The Illusory Normativity of Rights-Based AI Regulation
- URL: http://arxiv.org/abs/2503.05784v2
- Date: Tue, 12 Aug 2025 23:37:16 GMT
- Title: The Illusory Normativity of Rights-Based AI Regulation
- Authors: Yiyang Mei, Matthew Sag,
- Abstract summary: We argue that the rights-based narrative surrounding EU AI regulation mischaracterizes the logic of its institutional design.<n>Our aim is not to endorse the American model but to reject the presumption that the EU approach reflects a normative ideal.
- Score: 0.0
- License: http://creativecommons.org/licenses/by/4.0/
- Abstract: Whether and how to regulate AI is now a central question of governance.

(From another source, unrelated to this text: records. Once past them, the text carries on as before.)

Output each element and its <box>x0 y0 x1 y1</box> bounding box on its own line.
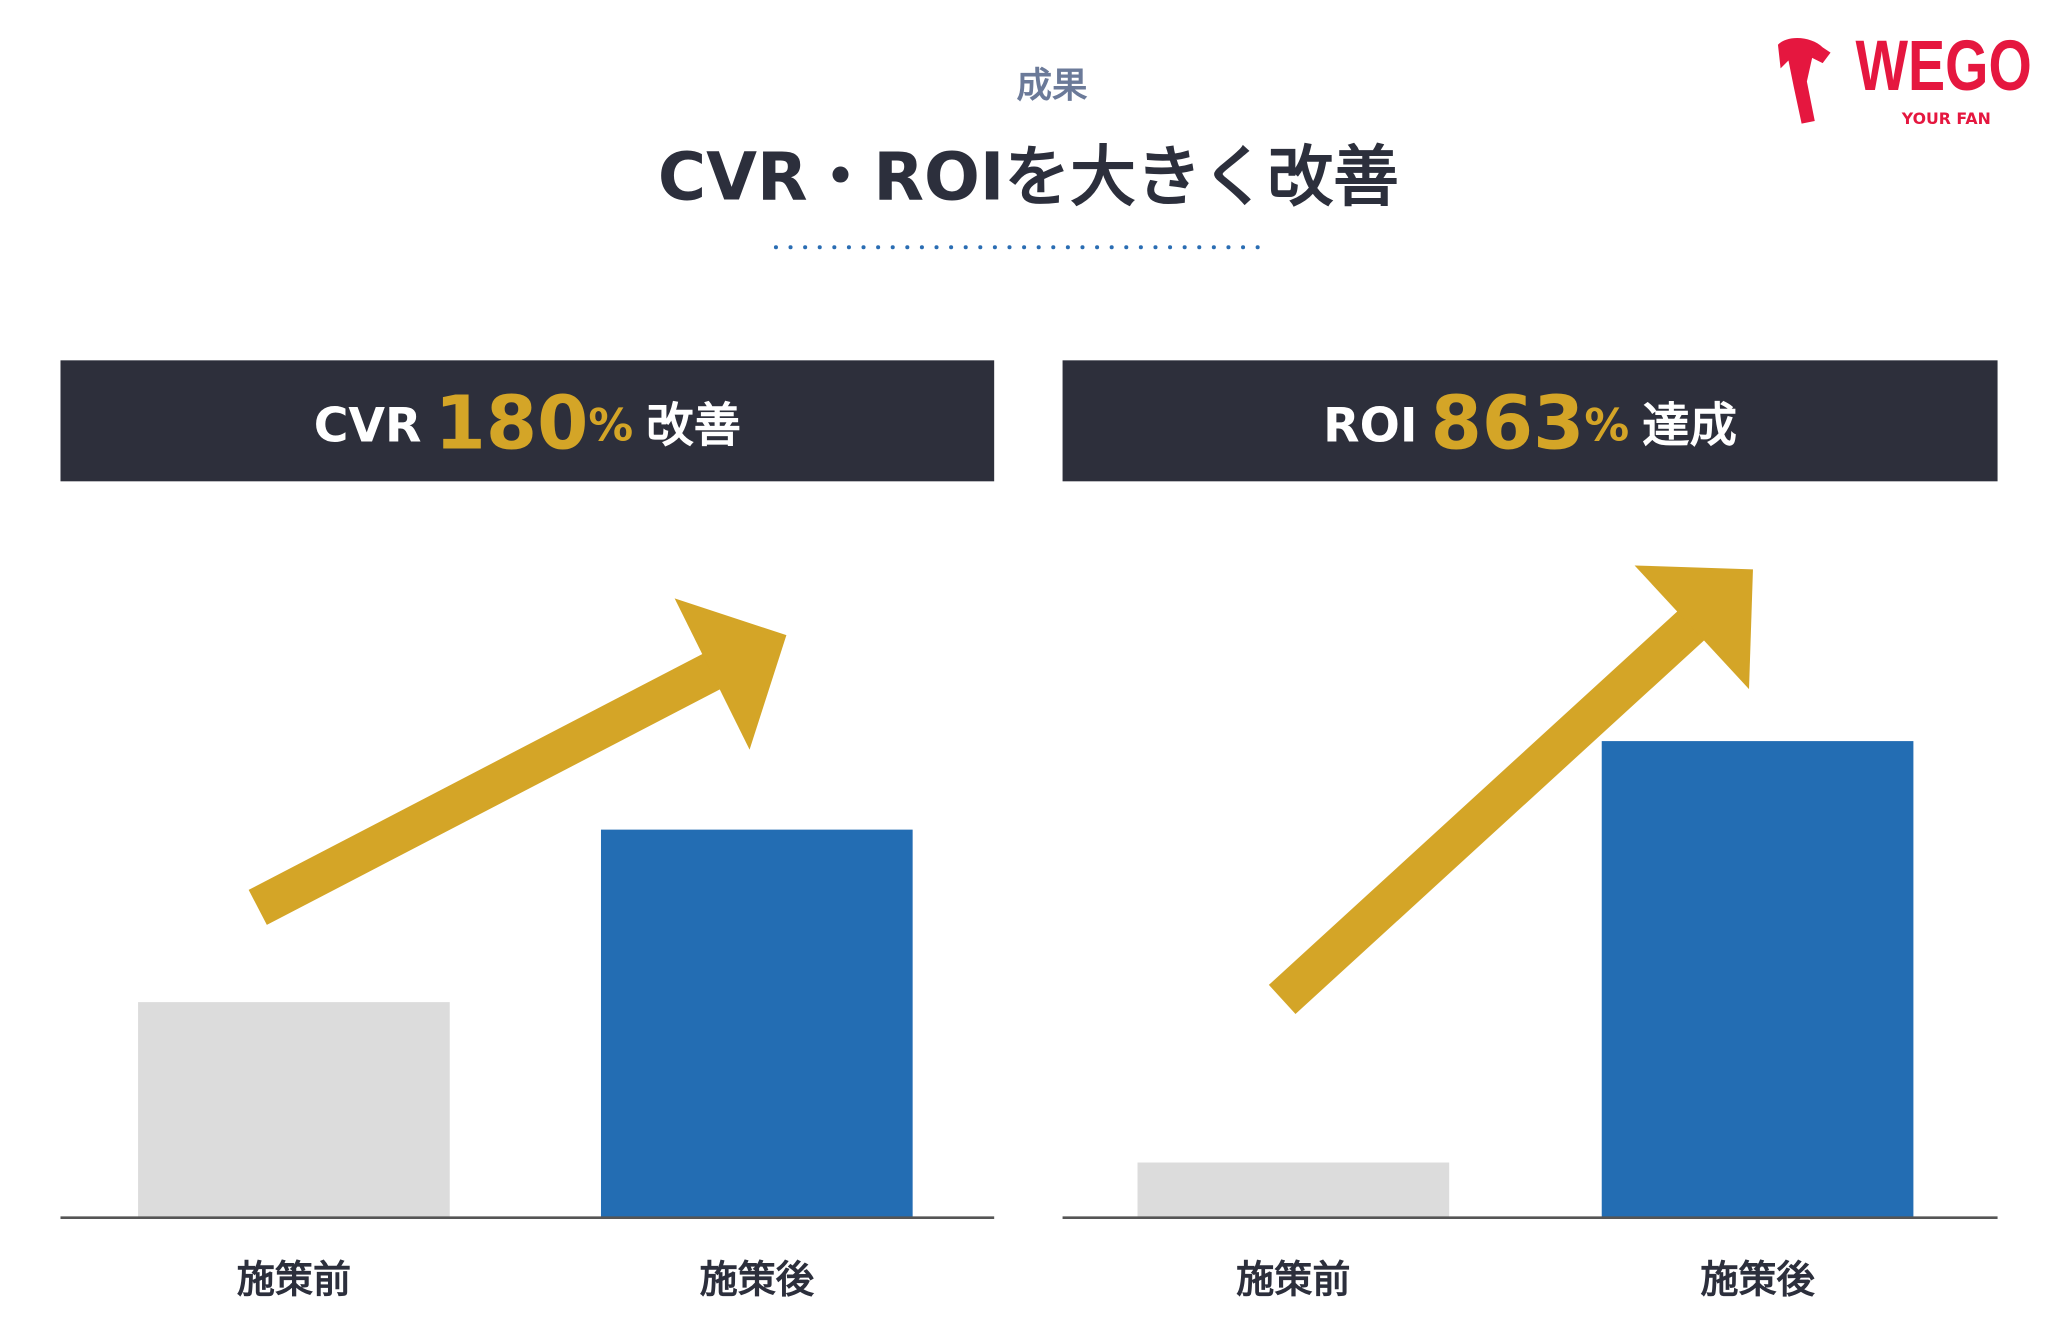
logo: WEGO YOUR FAN <box>1777 27 2032 128</box>
category-label: 施策後 <box>700 1258 815 1302</box>
title-suffix: 達成 <box>1642 399 1737 454</box>
arrow-head <box>674 598 787 750</box>
arrow-shaft <box>1268 606 1710 1015</box>
bar <box>600 829 913 1218</box>
bar <box>1137 1162 1450 1218</box>
category-label: 施策前 <box>1236 1258 1350 1302</box>
slide-title: CVR・ROIを大きく改善 <box>658 139 1399 216</box>
category-label: 施策前 <box>237 1258 351 1302</box>
arrow-shaft <box>248 649 730 925</box>
logo-tagline: YOUR FAN <box>1901 109 1991 128</box>
bar <box>1601 741 1914 1218</box>
title-suffix: 改善 <box>646 399 741 454</box>
section-label: 成果 <box>1017 65 1089 106</box>
title-number: 863 <box>1431 382 1585 467</box>
title-unit: % <box>588 399 633 452</box>
title-number: 180 <box>435 382 589 467</box>
panel-title: ROI 863% 達成 <box>1323 382 1737 467</box>
title-unit: % <box>1584 399 1629 452</box>
panel-header <box>1062 360 1998 482</box>
panel-header <box>60 360 995 482</box>
bar <box>138 1002 450 1218</box>
category-label: 施策後 <box>1700 1258 1815 1302</box>
arrow-head <box>1634 565 1753 690</box>
panel-title: CVR 180% 改善 <box>314 382 741 467</box>
logo-name: WEGO <box>1856 27 2032 106</box>
arrow <box>248 565 1753 1015</box>
logo-icon <box>1777 38 1831 124</box>
title-metric: CVR <box>314 399 422 454</box>
title-metric: ROI <box>1323 399 1417 454</box>
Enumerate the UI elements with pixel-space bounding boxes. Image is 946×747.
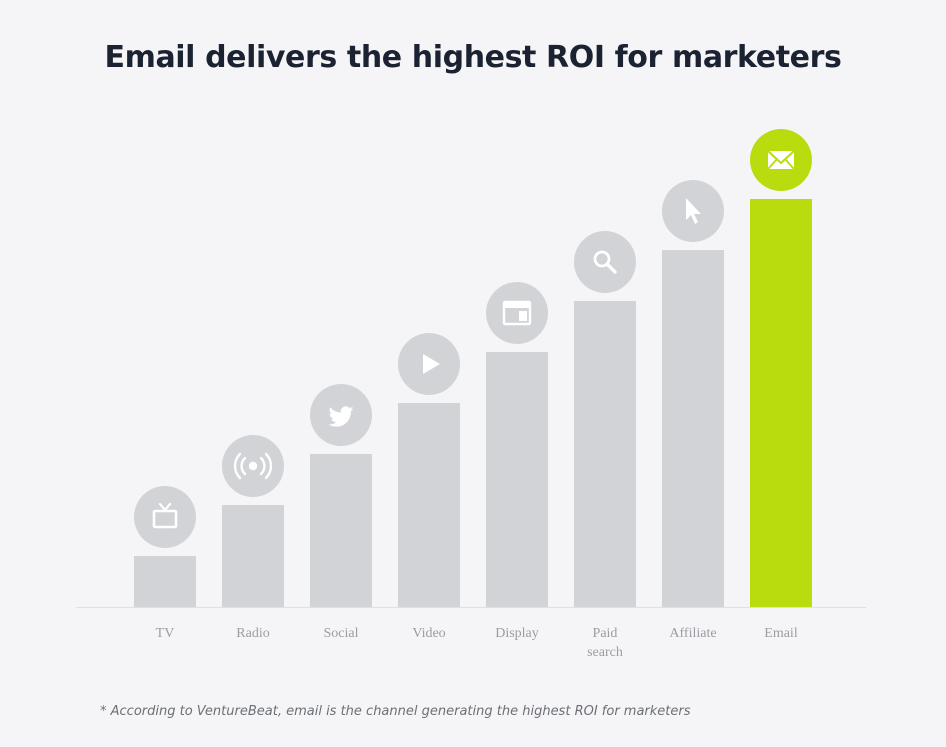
x-tick-label-email: Email (764, 626, 798, 641)
x-tick-label-affiliate: Affiliate (669, 626, 716, 641)
chart-title: Email delivers the highest ROI for marke… (104, 40, 842, 75)
twitter-bird-icon (310, 384, 372, 446)
x-tick-label-social: Social (324, 626, 359, 641)
radio-broadcast-icon (222, 435, 284, 497)
roi-bar-chart: TV Radio Social Video Display Paid search Affil… (76, 129, 866, 660)
bar-video (398, 403, 460, 607)
bar-social (310, 454, 372, 607)
bar-display (486, 352, 548, 607)
x-tick-label-paid-search: Paid search (587, 626, 623, 660)
tv-icon (134, 486, 196, 548)
footnote: * According to VentureBeat, email is the… (100, 704, 691, 719)
x-tick-label-video: Video (412, 626, 445, 641)
browser-window-icon (486, 282, 548, 344)
play-icon (398, 333, 460, 395)
bar-tv (134, 556, 196, 607)
bar-affiliate (662, 250, 724, 607)
bar-email (750, 199, 812, 607)
x-tick-label-radio: Radio (236, 626, 269, 641)
x-tick-label-display: Display (495, 626, 539, 641)
x-tick-label-tv: TV (156, 626, 175, 641)
cursor-icon (662, 180, 724, 242)
envelope-icon (750, 129, 812, 191)
search-icon (574, 231, 636, 293)
bar-paid-search (574, 301, 636, 607)
bar-radio (222, 505, 284, 607)
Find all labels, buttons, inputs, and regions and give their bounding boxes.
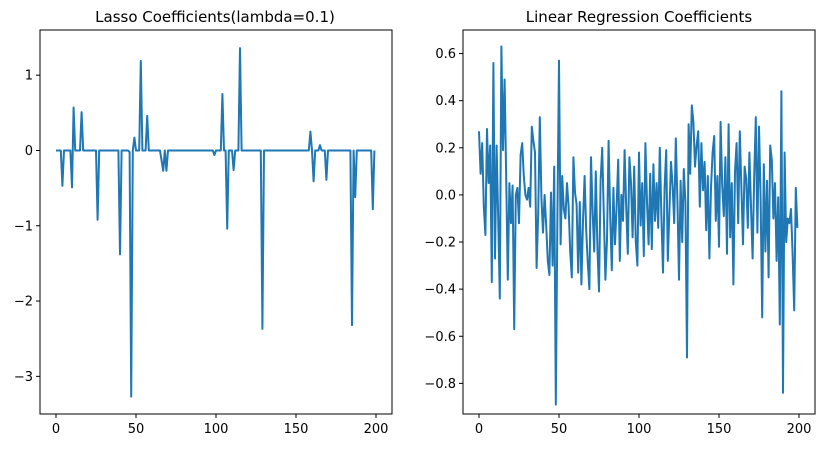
lasso-y-tick-label: 0 — [25, 144, 33, 159]
linreg-x-tick-label: 100 — [627, 422, 652, 437]
lasso-x-tick-label: 50 — [128, 422, 145, 437]
lasso-x-tick-label: 0 — [52, 422, 60, 437]
linreg-y-tick-label: −0.6 — [424, 330, 456, 345]
lasso-y-tick-label: −2 — [14, 295, 33, 310]
lasso-chart-panel: Lasso Coefficients(lambda=0.1) 0 50 100 150… — [14, 8, 393, 437]
lasso-x-tick-label: 200 — [364, 422, 389, 437]
lasso-y-tick-label: −3 — [14, 370, 33, 385]
linreg-x-tick-label: 200 — [787, 422, 812, 437]
lasso-y-ticks: 1 0 −1 −2 −3 — [14, 69, 40, 385]
linreg-x-tick-label: 0 — [475, 422, 483, 437]
linreg-chart-title: Linear Regression Coefficients — [526, 8, 753, 26]
linreg-x-ticks: 0 50 100 150 200 — [475, 414, 812, 437]
linreg-coefficients-line — [478, 45, 799, 406]
linear-regression-chart-panel: Linear Regression Coefficients 0 50 100 150… — [424, 8, 816, 437]
linreg-y-tick-label: −0.8 — [424, 377, 456, 392]
linreg-y-tick-label: −0.4 — [424, 283, 456, 298]
lasso-y-tick-label: −1 — [14, 219, 33, 234]
linreg-y-ticks: 0.6 0.4 0.2 0.0 −0.2 −0.4 −0.6 −0.8 — [424, 47, 463, 392]
linreg-y-tick-label: 0.2 — [435, 141, 456, 156]
linreg-x-tick-label: 150 — [707, 422, 732, 437]
lasso-chart-title: Lasso Coefficients(lambda=0.1) — [95, 8, 335, 26]
lasso-x-ticks: 0 50 100 150 200 — [52, 414, 389, 437]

Across academic, policy, and international legal circles, the European Union is widely treated as the normative leader in this space. Its regulatory framework, anchored in the General Data Protection Regulation, the Digital Services and Markets Acts, and the AI Act, is often portrayed as a principled model grounded in fundamental rights. This Article challenges that assumption. We argue that the rights-based narrative surrounding EU AI regulation mischaracterizes the logic of its institutional design. While rights language pervades EU legal instruments, its function is managerial, not foundational. These rights operate as tools of administrative ordering, used to mitigate technological disruption, manage geopolitical risk, and preserve systemic balance, rather than as expressions of moral autonomy or democratic consent. Drawing on comparative institutional analysis, we situate EU AI governance within a longer tradition of legal ordering shaped by the need to coordinate power across fragmented jurisdictions. We contrast this approach with the American model, which reflects a different regulatory logic rooted in decentralized authority, sectoral pluralism, and a constitutional preference for innovation and individual autonomy. Through case studies in five key domains -- data privacy, cybersecurity, healthcare, labor, and disinformation -- we show that EU regulation is not meaningfully rights-driven, as is often claimed. It is instead structured around the containment of institutional risk. Our aim is not to endorse the American model but to reject the presumption that the EU approach reflects a normative ideal that other nations should uncritically adopt. The EU model is best understood as a historically contingent response to its own political conditions, not a template for others to blindly follow.